第二幕ー30


 高校生に成って少しだけ「大人」の世界に近づいた私は、表面上だけ親しそうに演じる狡猾さを身に着けた。肚の底でどんなに薄汚い憎悪の感情が渦巻いていたとしても、めっきで被覆するくらいのことは可能だった。不運にも、清花と同じクラスになってしまった私は、何かにつけて「清花、清花!」と話し掛けて、クラスメイトたちに、「二人は幼馴染アピール」をした。中学時代同様、私は、あっという間にクラスメイトたちの心を掴み、清花は浮いた存在となった。「太陽」と「月」。「光」と「影」。私と清花は、まさに真逆の存在だった。成るべくして、短期間でスクールカーストというくだらないピラミッドの頂点に祭り上げられた私に、純粋に憧れる取り巻きたち、私と親しくすることでピラミッドの上層部にカテゴライズされようと私を利用する者たち、私を妬む者たち。私の周りには常に人が群がっていた。特に、クラスメイトの瑞樹みずき紗理奈さりなの私に対する忠誠心は相当なもので、私が、スクールカーストの内弱者である清花に対し気遣う様を、彼女たちが内心不快に思っていることを私は知っていた。しかし、私が、清花を蔑ろにしたならば、清花はクラスで完全に孤立し、最悪いじめのターゲットにされるかもしれない。私は、清花に対し恩を着せていたのだ。たとえ、それが、清花にとっては余計なお世話だったとしても。

 中学時代、生徒会の活動に専念していた私は、高校生になったら何か部活に入りたいと思っていた。できれば運動部。少女漫画の世界で繰り広げられるような「青春」を味わってみたかったのだ。この話を悠介にすると、彼は、

「だったら、綾芽もテニス部に入ろうぜ! 学校の部活動なら、綾芽のお母さんも反対しないだろ?」と言った。

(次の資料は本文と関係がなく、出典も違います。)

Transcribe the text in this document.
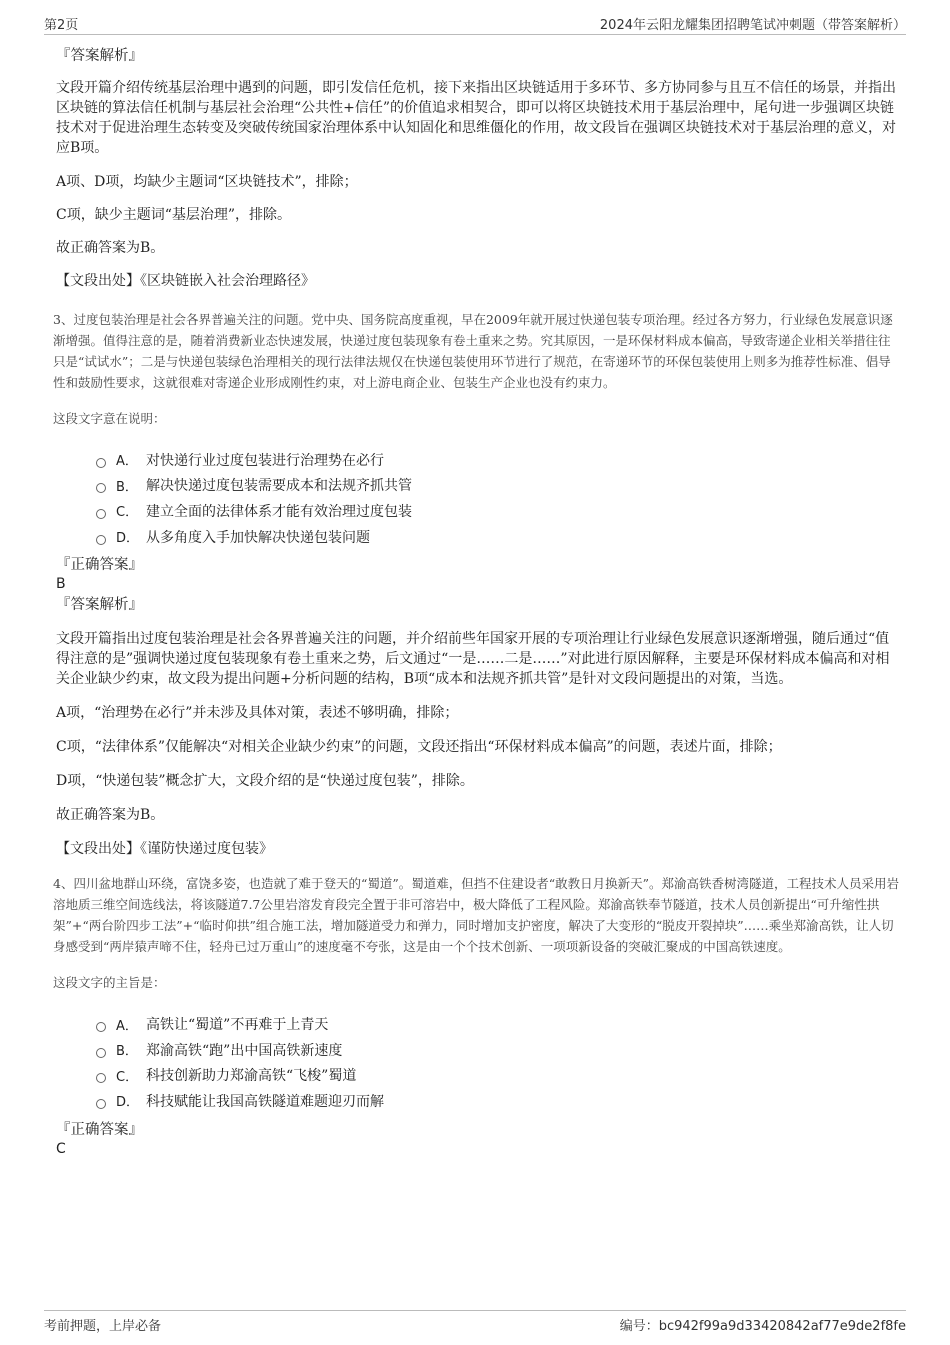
第2页	2024年云阳龙耀集团招聘笔试冲刺题（带答案解析）
『答案解析』
文段开篇介绍传统基层治理中遇到的问题，即引发信任危机，接下来指出区块链适用于多环节、多方协同参与且互不信任的场景，并指出区块链的算法信任机制与基层社会治理“公共性+信任”的价值追求相契合，即可以将区块链技术用于基层治理中，尾句进一步强调区块链技术对于促进治理生态转变及突破传统国家治理体系中认知固化和思维僵化的作用，故文段旨在强调区块链技术对于基层治理的意义，对应B项。
A项、D项，均缺少主题词“区块链技术”，排除；
C项，缺少主题词“基层治理”，排除。
故正确答案为B。
【文段出处】《区块链嵌入社会治理路径》
3、过度包装治理是社会各界普遍关注的问题。党中央、国务院高度重视，早在2009年就开展过快递包装专项治理。经过各方努力，行业绿色发展意识逐渐增强。值得注意的是，随着消费新业态快速发展，快递过度包装现象有卷土重来之势。究其原因，一是环保材料成本偏高，导致寄递企业相关举措往往只是“试试水”；二是与快递包装绿色治理相关的现行法律法规仅在快递包装使用环节进行了规范，在寄递环节的环保包装使用上则多为推荐性标准、倡导性和鼓励性要求，这就很难对寄递企业形成刚性约束，对上游电商企业、包装生产企业也没有约束力。
这段文字意在说明：
A． 对快递行业过度包装进行治理势在必行
B． 解决快递过度包装需要成本和法规齐抓共管
C． 建立全面的法律体系才能有效治理过度包装
D． 从多角度入手加快解决快递包装问题
『正确答案』
B
『答案解析』
文段开篇指出过度包装治理是社会各界普遍关注的问题，并介绍前些年国家开展的专项治理让行业绿色发展意识逐渐增强，随后通过“值得注意的是”强调快递过度包装现象有卷土重来之势，后文通过“一是……二是……”对此进行原因解释，主要是环保材料成本偏高和对相关企业缺少约束，故文段为提出问题+分析问题的结构，B项“成本和法规齐抓共管”是针对文段问题提出的对策，当选。
A项，“治理势在必行”并未涉及具体对策，表述不够明确，排除；
C项，“法律体系”仅能解决“对相关企业缺少约束”的问题，文段还指出“环保材料成本偏高”的问题，表述片面，排除；
D项，“快递包装”概念扩大，文段介绍的是“快递过度包装”，排除。
故正确答案为B。
【文段出处】《谨防快递过度包装》
4、四川盆地群山环绕，富饶多姿，也造就了难于登天的“蜀道”。蜀道难，但挡不住建设者“敢教日月换新天”。郑渝高铁香树湾隧道，工程技术人员采用岩溶地质三维空间选线法，将该隧道7.7公里岩溶发育段完全置于非可溶岩中，极大降低了工程风险。郑渝高铁奉节隧道，技术人员创新提出“可升缩性拱架”+“两台阶四步工法”+“临时仰拱”组合施工法，增加隧道受力和弹力，同时增加支护密度，解决了大变形的“脱皮开裂掉块”……乘坐郑渝高铁，让人切身感受到“两岸猿声啼不住，轻舟已过万重山”的速度毫不夸张，这是由一个个技术创新、一项项新设备的突破汇聚成的中国高铁速度。
这段文字的主旨是：
A． 高铁让“蜀道”不再难于上青天
B． 郑渝高铁“跑”出中国高铁新速度
C． 科技创新助力郑渝高铁“飞梭”蜀道
D． 科技赋能让我国高铁隧道难题迎刃而解
『正确答案』
C
考前押题，上岸必备	编号：bc942f99a9d33420842af77e9de2f8fe
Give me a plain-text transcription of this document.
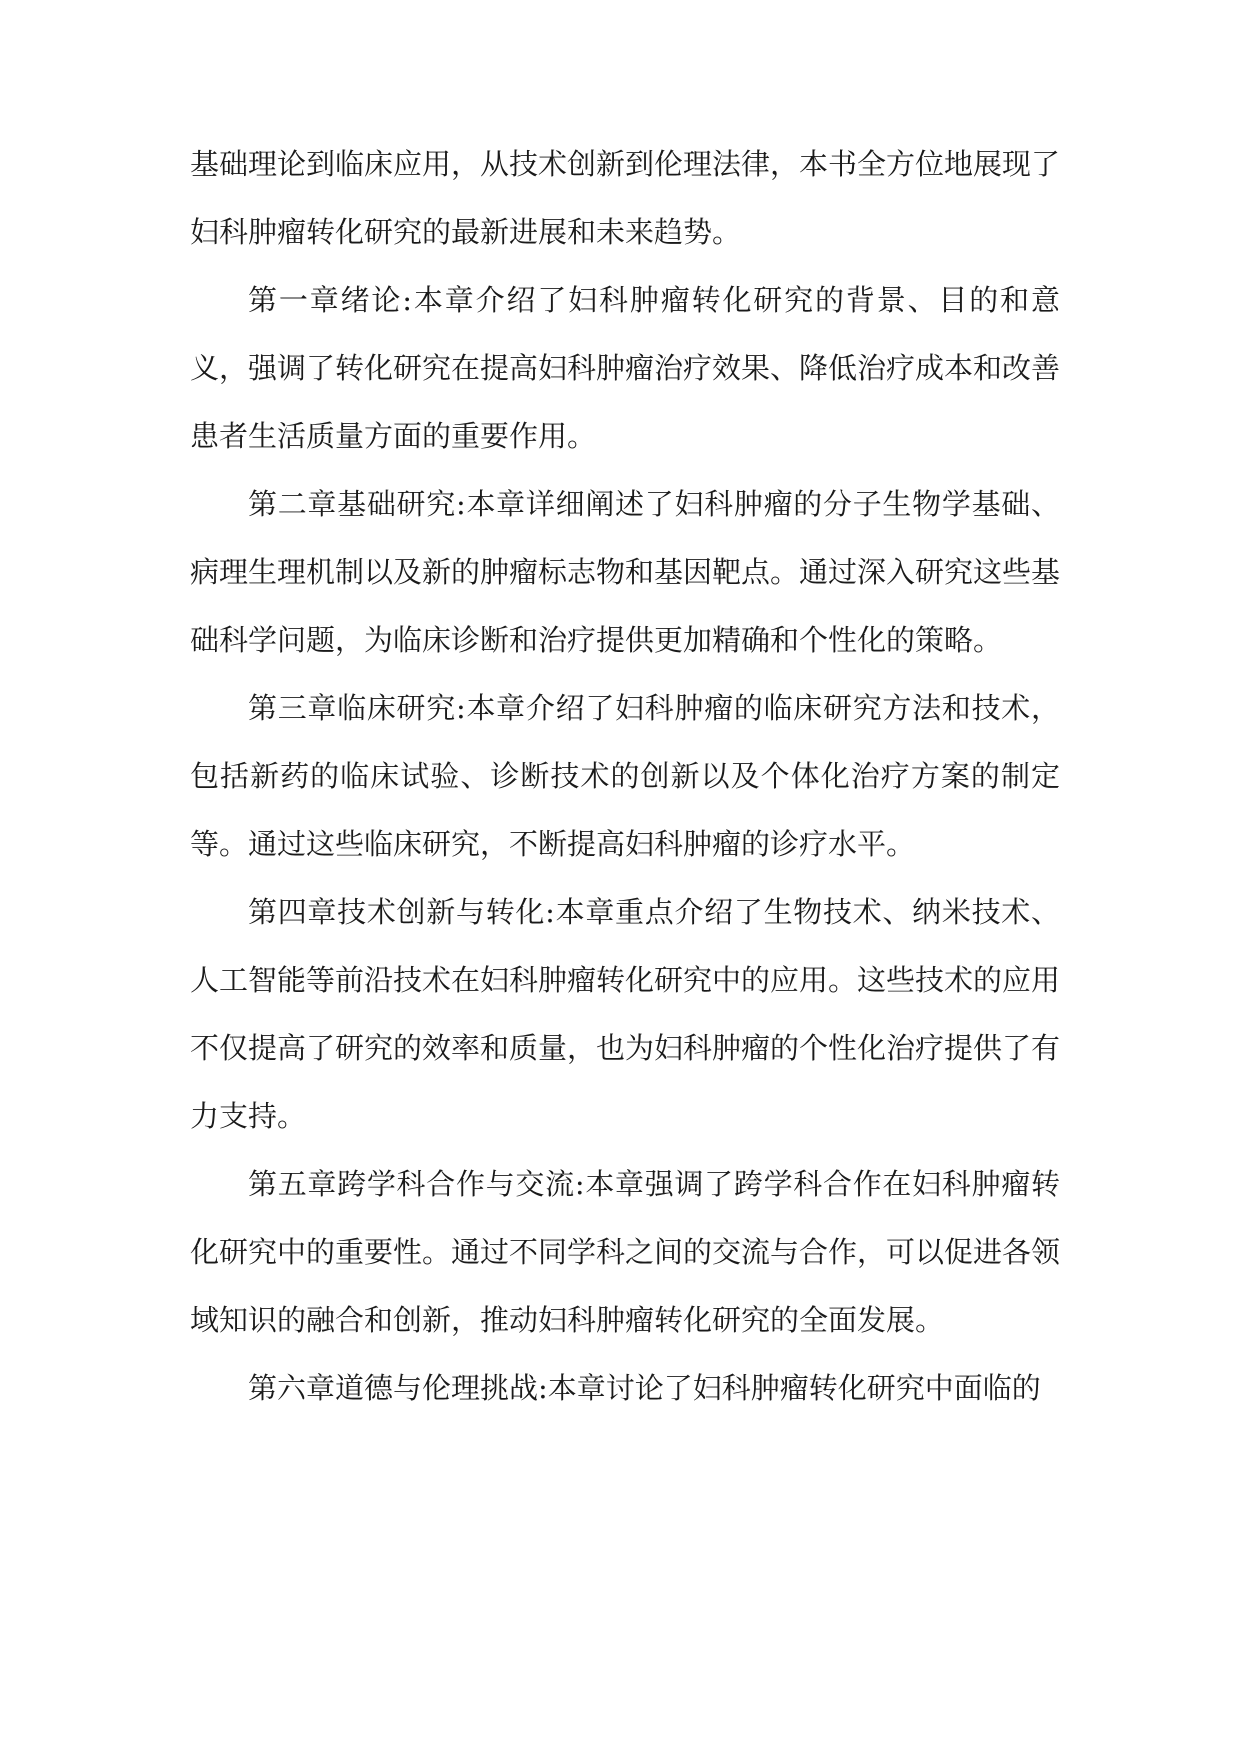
基础理论到临床应用，从技术创新到伦理法律，本书全方位地展现了妇科肿瘤转化研究的最新进展和未来趋势。

第一章绪论:本章介绍了妇科肿瘤转化研究的背景、目的和意义，强调了转化研究在提高妇科肿瘤治疗效果、降低治疗成本和改善患者生活质量方面的重要作用。

第二章基础研究:本章详细阐述了妇科肿瘤的分子生物学基础、病理生理机制以及新的肿瘤标志物和基因靶点。通过深入研究这些基础科学问题，为临床诊断和治疗提供更加精确和个性化的策略。

第三章临床研究:本章介绍了妇科肿瘤的临床研究方法和技术，包括新药的临床试验、诊断技术的创新以及个体化治疗方案的制定等。通过这些临床研究，不断提高妇科肿瘤的诊疗水平。

第四章技术创新与转化:本章重点介绍了生物技术、纳米技术、人工智能等前沿技术在妇科肿瘤转化研究中的应用。这些技术的应用不仅提高了研究的效率和质量，也为妇科肿瘤的个性化治疗提供了有力支持。

第五章跨学科合作与交流:本章强调了跨学科合作在妇科肿瘤转化研究中的重要性。通过不同学科之间的交流与合作，可以促进各领域知识的融合和创新，推动妇科肿瘤转化研究的全面发展。

第六章道德与伦理挑战:本章讨论了妇科肿瘤转化研究中面临的
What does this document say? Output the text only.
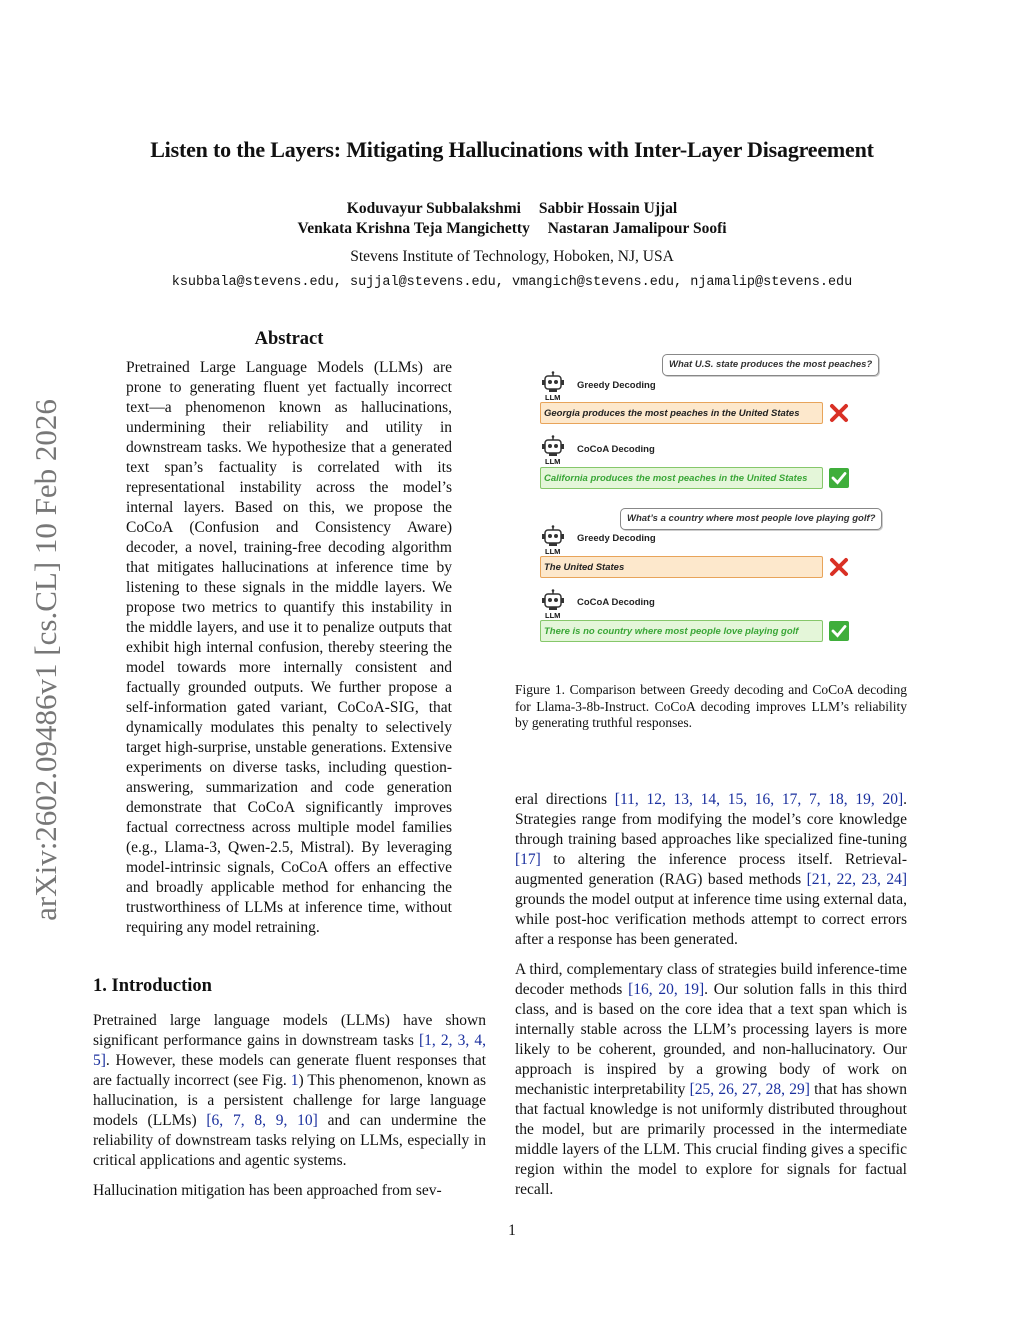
Listen to the Layers: Mitigating Hallucinations with Inter-Layer Disagreement
Koduvayur Subbalakshmi Sabbir Hossain Ujjal
Venkata Krishna Teja Mangichetty Nastaran Jamalipour Soofi
Stevens Institute of Technology, Hoboken, NJ, USA
ksubbala@stevens.edu, sujjal@stevens.edu, vmangich@stevens.edu, njamalip@stevens.edu
arXiv:2602.09486v1 [cs.CL] 10 Feb 2026
Abstract
Pretrained Large Language Models (LLMs) are prone to generating fluent yet factually incorrect text—a phenomenon known as hallucinations, undermining their reliability and utility in downstream tasks. We hypothesize that a generated text span’s factuality is correlated with its representational instability across the model’s internal layers. Based on this, we propose the CoCoA (Confusion and Consistency Aware) decoder, a novel, training-free decoding algorithm that mitigates hallucinations at inference time by listening to these signals in the middle layers. We propose two metrics to quantify this instability in the middle layers, and use it to penalize outputs that exhibit high internal confusion, thereby steering the model towards more internally consistent and factually grounded outputs. We further propose a self-information gated variant, CoCoA-SIG, that dynamically modulates this penalty to selectively target high-surprise, unstable generations. Extensive experiments on diverse tasks, including question-answering, summarization and code generation demonstrate that CoCoA significantly improves factual correctness across multiple model families (e.g., Llama-3, Qwen-2.5, Mistral). By leveraging model-intrinsic signals, CoCoA offers an effective and broadly applicable method for enhancing the trustworthiness of LLMs at inference time, without requiring any model retraining.
1. Introduction

Pretrained large language models (LLMs) have shown significant performance gains in downstream tasks [1, 2, 3, 4, 5]. However, these models can generate fluent responses that are factually incorrect (see Fig. 1) This phenomenon, known as hallucination, is a persistent challenge for large language models (LLMs) [6, 7, 8, 9, 10] and can undermine the reliability of downstream tasks relying on LLMs, especially in critical applications and agentic systems.

Hallucination mitigation has been approached from sev-

eral directions [11, 12, 13, 14, 15, 16, 17, 7, 18, 19, 20]. Strategies range from modifying the model’s core knowledge through training based approaches like specialized fine-tuning [17] to altering the inference process itself. Retrieval-augmented generation (RAG) based methods [21, 22, 23, 24] grounds the model output at inference time using external data, while post-hoc verification methods attempt to correct errors after a response has been generated.

A third, complementary class of strategies build inference-time decoder methods [16, 20, 19]. Our solution falls in this third class, and is based on the core idea that a text span which is internally stable across the LLM’s processing layers is more likely to be coherent, grounded, and non-hallucinatory. Our approach is inspired by a growing body of work on mechanistic interpretability [25, 26, 27, 28, 29] that has shown that factual knowledge is not uniformly distributed throughout the model, but are primarily processed in the intermediate middle layers of the LLM. This crucial finding gives a specific region within the model to explore for signals for factual recall.

What U.S. state produces the most peaches?
LLM
Greedy Decoding
Georgia produces the most peaches in the United States
LLM
CoCoA Decoding
California produces the most peaches in the United States
What’s a country where most people love playing golf?
LLM
Greedy Decoding
The United States
LLM
CoCoA Decoding
There is no country where most people love playing golf
Figure 1. Comparison between Greedy decoding and CoCoA decoding for Llama-3-8b-Instruct. CoCoA decoding improves LLM’s reliability by generating truthful responses.
1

 私は、アメリカで暮らしていた頃、二年ほどテニスのプライベートレッスンを受けたことがある。小学生の頃、私がテニス経験者であることを知った悠介は、彼が通っているテニススクールに私を誘い、私も乗り気だったのだが、にべもなくママに断られた。ママは勉強が疎かになることを理由にしていたが、本当は、悠介と私を必要以上に近づけたくなかったのだと思う。悠介にテニス部に誘われた時点で私の心は決まっていた。しかし、問題は清花だった。中学時代に彼女が起こした自殺未遂事件は悠介と私の心に重くのしかかり、私たちは腫れ物に触るように彼女に接するようになった。あの自殺未遂の原因は受験勉強と家庭環境のストレスだったという彼女の言葉を悠介は信じて疑っていないようだったが、本当の理由を知っていた私にとって、清花の存在は呪いのようなものだった。


『私は、悠介を失ったら死ぬの。他の誰でもない。あなたに悠介を奪われたら、私、本当に死ぬから!』


 私は、清花に言われたあの言葉を思い出すたび、いっそのこと、アレを殺してしまえば楽になれるのではないか? などという、とても正気の沙汰とは思えない恐ろしいことを考えてしまう自分が恐ろしかった。私の躰の中にはあの女の血が流れている。きっと、どす黒い血に違いない。いつか、穢れた女の血が私の躰全体を支配する日が来るのだとすれば、トリガーになるのは、きっと清花に違いないと確信していた。

「そうだね。今度、見学に行ってみようか?」

「そうしようぜっ! 新入生オリエンテーションの時のテニス部の部活動紹介良かったよな?」

「うん! 先輩たち優しそうだったし……ねえ、清花も誘ってみる?」

 悠介は、ちょっと困ったような顔をした。

「清花は運動苦手だからなあ。人見知りも激しいしどうだろう?」

「いちおう、声掛けてみるよ!」

「わかった! じゃあ、お願いするよっ!」

 昔から清花は、悠介と私が、彼女の知らない話で盛り上がると露骨に不機嫌になった。彼女に何も断りもなく悠介と私がテニス部に入部したことを知ったら、また、何をしでかすかわからない。清花は「弱さ」という最強の鎧を身に纏って、実質上、私たちを支配していたのだ。結局、清花は一カ月ほどでテニス部を去り、文芸部に入部した。